In law school, he met Virginia, our Programs Director. Together, they co-founded the organization, two weeks after Adrian passed the bar.

When we opened we put a sign in the window, and with just that marketing and almost no other outreach we were overwhelmed with requests for help from people with good cases who had been turned away everywhere else.

Our first year we had revenue of $35,000. We would hand shred documents because a shredder was too expensive. Despite the financial challenges, we were able to work on over 280 cases in everything from housing law to family law to consumer law in the first year alone.

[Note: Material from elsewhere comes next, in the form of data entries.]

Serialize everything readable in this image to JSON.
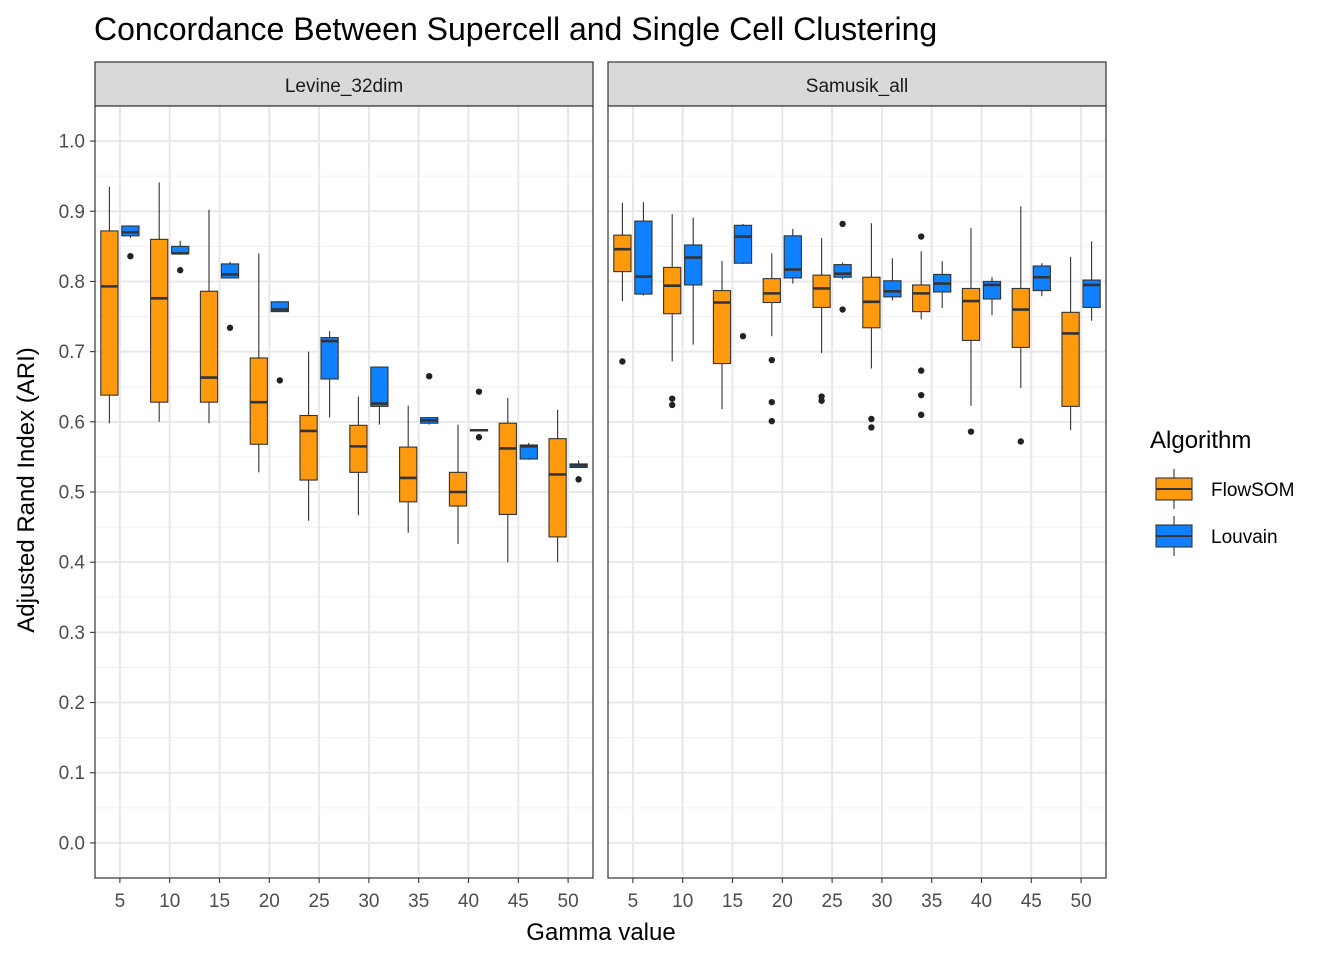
{
  "chart_data": {
    "type": "boxplot",
    "title": "Concordance Between Supercell and Single Cell Clustering",
    "xlabel": "Gamma value",
    "ylabel": "Adjusted Rand Index (ARI)",
    "ylim": [
      -0.05,
      1.05
    ],
    "yticks": [
      "0.0",
      "0.1",
      "0.2",
      "0.3",
      "0.4",
      "0.5",
      "0.6",
      "0.7",
      "0.8",
      "0.9",
      "1.0"
    ],
    "categories": [
      "5",
      "10",
      "15",
      "20",
      "25",
      "30",
      "35",
      "40",
      "45",
      "50"
    ],
    "grid": true,
    "legend": {
      "title": "Algorithm",
      "position": "right",
      "entries": [
        {
          "name": "FlowSOM",
          "color": "#FF9A0E"
        },
        {
          "name": "Louvain",
          "color": "#0F80FF"
        }
      ]
    },
    "panels": [
      {
        "strip": "Levine_32dim",
        "series": [
          {
            "name": "FlowSOM",
            "boxes": [
              {
                "x": "5",
                "min": 0.598,
                "q1": 0.638,
                "median": 0.793,
                "q3": 0.872,
                "max": 0.935,
                "outliers": []
              },
              {
                "x": "10",
                "min": 0.6,
                "q1": 0.628,
                "median": 0.776,
                "q3": 0.86,
                "max": 0.941,
                "outliers": []
              },
              {
                "x": "15",
                "min": 0.598,
                "q1": 0.628,
                "median": 0.663,
                "q3": 0.786,
                "max": 0.902,
                "outliers": []
              },
              {
                "x": "20",
                "min": 0.528,
                "q1": 0.568,
                "median": 0.628,
                "q3": 0.691,
                "max": 0.84,
                "outliers": []
              },
              {
                "x": "25",
                "min": 0.459,
                "q1": 0.517,
                "median": 0.587,
                "q3": 0.609,
                "max": 0.7,
                "outliers": []
              },
              {
                "x": "30",
                "min": 0.467,
                "q1": 0.528,
                "median": 0.565,
                "q3": 0.595,
                "max": 0.636,
                "outliers": []
              },
              {
                "x": "35",
                "min": 0.442,
                "q1": 0.486,
                "median": 0.52,
                "q3": 0.564,
                "max": 0.623,
                "outliers": []
              },
              {
                "x": "40",
                "min": 0.426,
                "q1": 0.48,
                "median": 0.5,
                "q3": 0.528,
                "max": 0.596,
                "outliers": []
              },
              {
                "x": "45",
                "min": 0.4,
                "q1": 0.468,
                "median": 0.562,
                "q3": 0.598,
                "max": 0.634,
                "outliers": []
              },
              {
                "x": "50",
                "min": 0.4,
                "q1": 0.436,
                "median": 0.525,
                "q3": 0.576,
                "max": 0.617,
                "outliers": []
              }
            ]
          },
          {
            "name": "Louvain",
            "boxes": [
              {
                "x": "5",
                "min": 0.862,
                "q1": 0.865,
                "median": 0.87,
                "q3": 0.879,
                "max": 0.88,
                "outliers": [
                  0.836
                ]
              },
              {
                "x": "10",
                "min": 0.838,
                "q1": 0.84,
                "median": 0.84,
                "q3": 0.85,
                "max": 0.858,
                "outliers": [
                  0.816
                ]
              },
              {
                "x": "15",
                "min": 0.804,
                "q1": 0.805,
                "median": 0.81,
                "q3": 0.825,
                "max": 0.828,
                "outliers": [
                  0.734
                ]
              },
              {
                "x": "20",
                "min": 0.757,
                "q1": 0.757,
                "median": 0.76,
                "q3": 0.771,
                "max": 0.772,
                "outliers": [
                  0.659
                ]
              },
              {
                "x": "25",
                "min": 0.606,
                "q1": 0.661,
                "median": 0.715,
                "q3": 0.72,
                "max": 0.729,
                "outliers": []
              },
              {
                "x": "30",
                "min": 0.596,
                "q1": 0.622,
                "median": 0.626,
                "q3": 0.678,
                "max": 0.678,
                "outliers": []
              },
              {
                "x": "35",
                "min": 0.596,
                "q1": 0.598,
                "median": 0.602,
                "q3": 0.606,
                "max": 0.606,
                "outliers": [
                  0.665
                ]
              },
              {
                "x": "40",
                "min": 0.587,
                "q1": 0.587,
                "median": 0.588,
                "q3": 0.589,
                "max": 0.589,
                "outliers": [
                  0.643,
                  0.578
                ]
              },
              {
                "x": "45",
                "min": 0.546,
                "q1": 0.547,
                "median": 0.565,
                "q3": 0.567,
                "max": 0.57,
                "outliers": []
              },
              {
                "x": "50",
                "min": 0.534,
                "q1": 0.535,
                "median": 0.538,
                "q3": 0.54,
                "max": 0.545,
                "outliers": [
                  0.518
                ]
              }
            ]
          }
        ]
      },
      {
        "strip": "Samusik_all",
        "series": [
          {
            "name": "FlowSOM",
            "boxes": [
              {
                "x": "5",
                "min": 0.772,
                "q1": 0.814,
                "median": 0.846,
                "q3": 0.866,
                "max": 0.912,
                "outliers": [
                  0.686
                ]
              },
              {
                "x": "10",
                "min": 0.686,
                "q1": 0.754,
                "median": 0.794,
                "q3": 0.82,
                "max": 0.896,
                "outliers": [
                  0.633,
                  0.624
                ]
              },
              {
                "x": "15",
                "min": 0.618,
                "q1": 0.683,
                "median": 0.77,
                "q3": 0.787,
                "max": 0.829,
                "outliers": []
              },
              {
                "x": "20",
                "min": 0.722,
                "q1": 0.77,
                "median": 0.783,
                "q3": 0.804,
                "max": 0.84,
                "outliers": [
                  0.688,
                  0.628,
                  0.601
                ]
              },
              {
                "x": "25",
                "min": 0.698,
                "q1": 0.763,
                "median": 0.79,
                "q3": 0.809,
                "max": 0.862,
                "outliers": [
                  0.636,
                  0.63
                ]
              },
              {
                "x": "30",
                "min": 0.676,
                "q1": 0.734,
                "median": 0.771,
                "q3": 0.806,
                "max": 0.883,
                "outliers": [
                  0.604,
                  0.592
                ]
              },
              {
                "x": "35",
                "min": 0.746,
                "q1": 0.757,
                "median": 0.783,
                "q3": 0.795,
                "max": 0.843,
                "outliers": [
                  0.864,
                  0.673,
                  0.638,
                  0.61
                ]
              },
              {
                "x": "40",
                "min": 0.623,
                "q1": 0.716,
                "median": 0.772,
                "q3": 0.79,
                "max": 0.876,
                "outliers": [
                  0.586
                ]
              },
              {
                "x": "45",
                "min": 0.648,
                "q1": 0.706,
                "median": 0.76,
                "q3": 0.79,
                "max": 0.907,
                "outliers": [
                  0.572
                ]
              },
              {
                "x": "50",
                "min": 0.588,
                "q1": 0.622,
                "median": 0.726,
                "q3": 0.756,
                "max": 0.835,
                "outliers": []
              }
            ]
          },
          {
            "name": "Louvain",
            "boxes": [
              {
                "x": "5",
                "min": 0.78,
                "q1": 0.782,
                "median": 0.807,
                "q3": 0.886,
                "max": 0.913,
                "outliers": []
              },
              {
                "x": "10",
                "min": 0.71,
                "q1": 0.795,
                "median": 0.834,
                "q3": 0.852,
                "max": 0.891,
                "outliers": []
              },
              {
                "x": "15",
                "min": 0.825,
                "q1": 0.826,
                "median": 0.864,
                "q3": 0.88,
                "max": 0.882,
                "outliers": [
                  0.722
                ]
              },
              {
                "x": "20",
                "min": 0.797,
                "q1": 0.805,
                "median": 0.817,
                "q3": 0.865,
                "max": 0.875,
                "outliers": []
              },
              {
                "x": "25",
                "min": 0.803,
                "q1": 0.806,
                "median": 0.811,
                "q3": 0.824,
                "max": 0.827,
                "outliers": [
                  0.882,
                  0.76
                ]
              },
              {
                "x": "30",
                "min": 0.773,
                "q1": 0.778,
                "median": 0.786,
                "q3": 0.801,
                "max": 0.833,
                "outliers": []
              },
              {
                "x": "35",
                "min": 0.762,
                "q1": 0.785,
                "median": 0.797,
                "q3": 0.81,
                "max": 0.829,
                "outliers": []
              },
              {
                "x": "40",
                "min": 0.752,
                "q1": 0.775,
                "median": 0.795,
                "q3": 0.8,
                "max": 0.806,
                "outliers": []
              },
              {
                "x": "45",
                "min": 0.779,
                "q1": 0.787,
                "median": 0.806,
                "q3": 0.822,
                "max": 0.826,
                "outliers": []
              },
              {
                "x": "50",
                "min": 0.744,
                "q1": 0.763,
                "median": 0.795,
                "q3": 0.802,
                "max": 0.857,
                "outliers": []
              }
            ]
          }
        ]
      }
    ]
  }
}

The hours were extreme, the pay was low, and the learning curve was steep. Still, we persisted. We knew that almost everyone we helped was not able to receive services anywhere else. Eventually, we attracted the interest of funders. We tripled our revenue for several years in a row. In 2015, we won the Bay Area Google Impact Challenge, which enabled us to expand even more. In 2019, we secured additional funding from the city that allowed us to open two new centers in the Excelsior and Western Addition.

As of 2020, our staff has grown to 27 full-time employees. We’ve shown that universal access is possible. Now, we plan to scale city-wide, make San Francisco the first city in the country’s history to have universal access to legal help, and become a model for national replication.